Hava Kalitesi Değerlendirme ve Yönetimi Yönetmeliği kirlilikle ilgili önlemlerin ne zaman ve kimin tarafından alınacağını şöyle belirtmektedir: “Hava kirlenmesinin uyarı eşikleri seviyelerine ulaştığı yerlerde bölgesel özelliklere bağlı olarak uygulanacak önlemler, valilik tarafından belirlenir.” Aynı Yönetmeliğin 13. maddesi “Bakanlık ve il çevre ve orman müdürlükleri, uyarı eşiğinin tahmini veya fiili aşımları ile ilgili bilginin kamuoyuna ve sağlık kuruluşlarına zamanında verilmesini sağlar.” hükmünü içermektedir. Ankara Valiliğini PM10 uyarı eşiğinin tahmini ve fiili aşımları ile Ankara‘daki hava kirliliğinin halk sağlığı üzerindeki etkilerini ve hassas nüfus gruplarının alacağı önlemleri açıklamaya çağırıyoruz.
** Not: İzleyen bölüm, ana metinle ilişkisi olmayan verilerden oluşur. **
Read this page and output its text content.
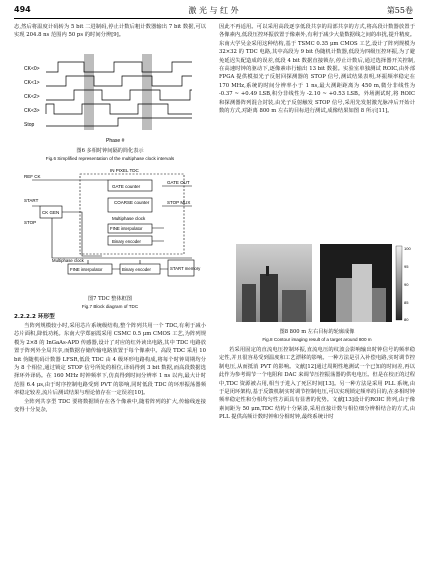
494	激 光 与 红 外	第55卷

态,然后将温度计码转为 5 bit 二进制码,停止计数后粗计数器输出 7 bit 数据,可以实现 204.8 ns 范围内 50 ps 的时间分辨[9]。

CK<0>
CK<1>
CK<2>
CK<3>
Stop
Phase #
图6 多相时钟间隔的简化表示
Fig.6 Simplified representation of the multiphase clock intervals
IN PIXEL TDC
REF CK
GATE counter
COARSE counter
GATE OUT
STOP MUX
START
STOP
CK GEN
Multiphase clock
FINE interpolator
Binary encoder
Multiphase clock
FINE interpolator	Binary encoder	START memory
图7 TDC 整体框图
Fig.7 Block diagram of TDC
2.2.2.2 环形型

当阵列规模较小时,采用芯片系统级结构,整个阵列共用一个 TDC,有利于减小芯片面积,降低功耗。东南大学郑丽霞采用 CSMC 0.5 μm CMOS 工艺,为阵列规模为 2×8 的 InGaAs-APD 传感器,设计了对应的红外读出电路,其中 TDC 电路放置于阵列外全局共享,而数据存储传输电路放置于每个像素中。高段 TDC 采用 10 bit 伪随机码计数器 LFSR,低段 TDC 由 4 级环形电路构成,将每个时钟周期均分为 8 个相位,通过锁定 STOP 信号所处的相位,译码得到 3 bit 数据,而高段数据选择环外译码。在 160 MHz 时钟频率下,仿真得到时间分辨率 1 ns 以内,最大计时范围 6.4 μs,由于时序控制电路受到 PVT 的影响,同时低段 TDC 的环形振荡器频率稳定较差,流片后测试结果与理论值存在一定误差[10]。

全阵列共享型 TDC 要将数据锁存在各个像素中,随着阵列的扩大,传输线连接变得十分复杂,

因此不再适用。可以采用高段逐享低段共享的局部共享的方式,将高段计数器放置于各像素内,低段压控环振放置于像素外,有利于减少大量数据线之间的串扰,提升精度。东南大学吴金采用这种结构,基于 TSMC 0.35 μm CMOS 工艺,设计了阵列规模为32×32 的 TDC 电路,其中高段为 9 bit 伪随机计数器,低段为四级压控环振,为了避免延迟失配造成的误差,低段 4 bit 数据直接锁存,停止计数后,通过选择器开关控制,在高速时钟的驱动下,逐像素串行输出 13 bit 数据。实验室单独测试 ROIC,由外部 FPGA 提供模拟光子反射回探测器的 STOP 信号,测试结果表明,环振频率稳定在170 MHz,系统的时间分辨率小于 1 ns,最大测距距离为 450 m,微分非线性为 -0.37 ~ +0.49 LSB,积分非线性为 -2.10 ~ +0.53 LSB。外场测试时,将 ROIC 和探测器阵列混合封装,由光子反射触发 STOP 信号,采用先发射激光脉冲后开始计数的方式,对距离 800 m 左右的目标进行测试,成像结果如图 8 所示[11]。

100
95
90
85
80
图8 800 m 左右目标的轮廓成像
Fig.8 Contour imaging result of a target around 800 m

若采用固定的直流电压控制环振,直流电压的纹波会影响输出时钟信号的频率稳定性,并且很容易受到温度和工艺漂移的影响。一种方法是引入补偿电路,实时调节控制电压,从而抵消 PVT 的影响。文献[12]通过周期性地测试一个已知的时间差,再以此作为参考调节一个电阻和 DAC 来调节压控振荡器的供电电压。但是在校正的过程中,TDC 资源被占用,相当于进入了死区时间[13]。另一种方法是采用 PLL 系统,由于是闭环架构,基于反馈机制实时调节控制电压,可以实现锁定频率的目的,在多相时钟频率稳定性和分相均匀性方面具有显著的优势。文献[13]设计的ROIC 阵列,由于像素间距为 50 μm,TDC 结构十分紧凑,采用直接计数与相位细分辨相结合的方式,由PLL 提供高频计数时钟和分相时钟,最终系统计时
Yurttaşlara hizmet götürmek için değil göz boyamak için yürütülen şehircilik politikaları Ankaralıların sağlığını tehdit eden noktaya gelmiştir. Hava kirliliğini artıran bir atmosfer olayı olan sıcaklık inversiyonunun yoğun olarak yaşandığı Ankara‘da yaşanan hava kirliliğinin başlıca iki nedeni bulunmaktadır. Bunlardan birincisi taşıt trafiğidir. Ankara`da yeterli metro ağını kurmayan Büyükşehir Belediyesi hem kenti bir trafik bunalımına sokmuş hem de başkentlilerin sağlığına yönelik tehditlere seyirci kalmıştır.
Kirliliğin başlıca nedenlerinden ikincisi konutlarda artan kömür kullanımıdır. Yerli hammaddemiz olan kömürün konutlarda değil sanayi tesislerinde kullanılması tercih edilmelidir. Kış aylarında inversiyonlu günlerde ısıtma sistemlerinin baca çekişlerinde ciddi düşüşler olur. Bu ise yakma sisteminde eksik yanmaya ve soba zehirlenmelerine neden olur. Eksik yanma sonucu daha fazla zehirli kirletici bacadan atmosfere atılır. Bu durumda hava kirliliği daha fazla artar. Dolayısıyla inversiyon olayının yoğun olduğu Ankara`da özellikle ısınmada kömür kullanımı yasaklanmalıdır. Sanayi tesislerinin bacalarına filtre sistemleri takılarak zararlı gazların havaya salınması engellenebilmektedir. Oysa konutlarda bu mümkün olmamaktadır. Öte yandan kaçak yollarla şehre sokulan kalitesiz kömürlerin kullanımının da kesin olarak engellenmesi gerekmektedir. Burada da görev Ankara Büyükşehir Belediyesine ve Ankara Valiliğine aittir.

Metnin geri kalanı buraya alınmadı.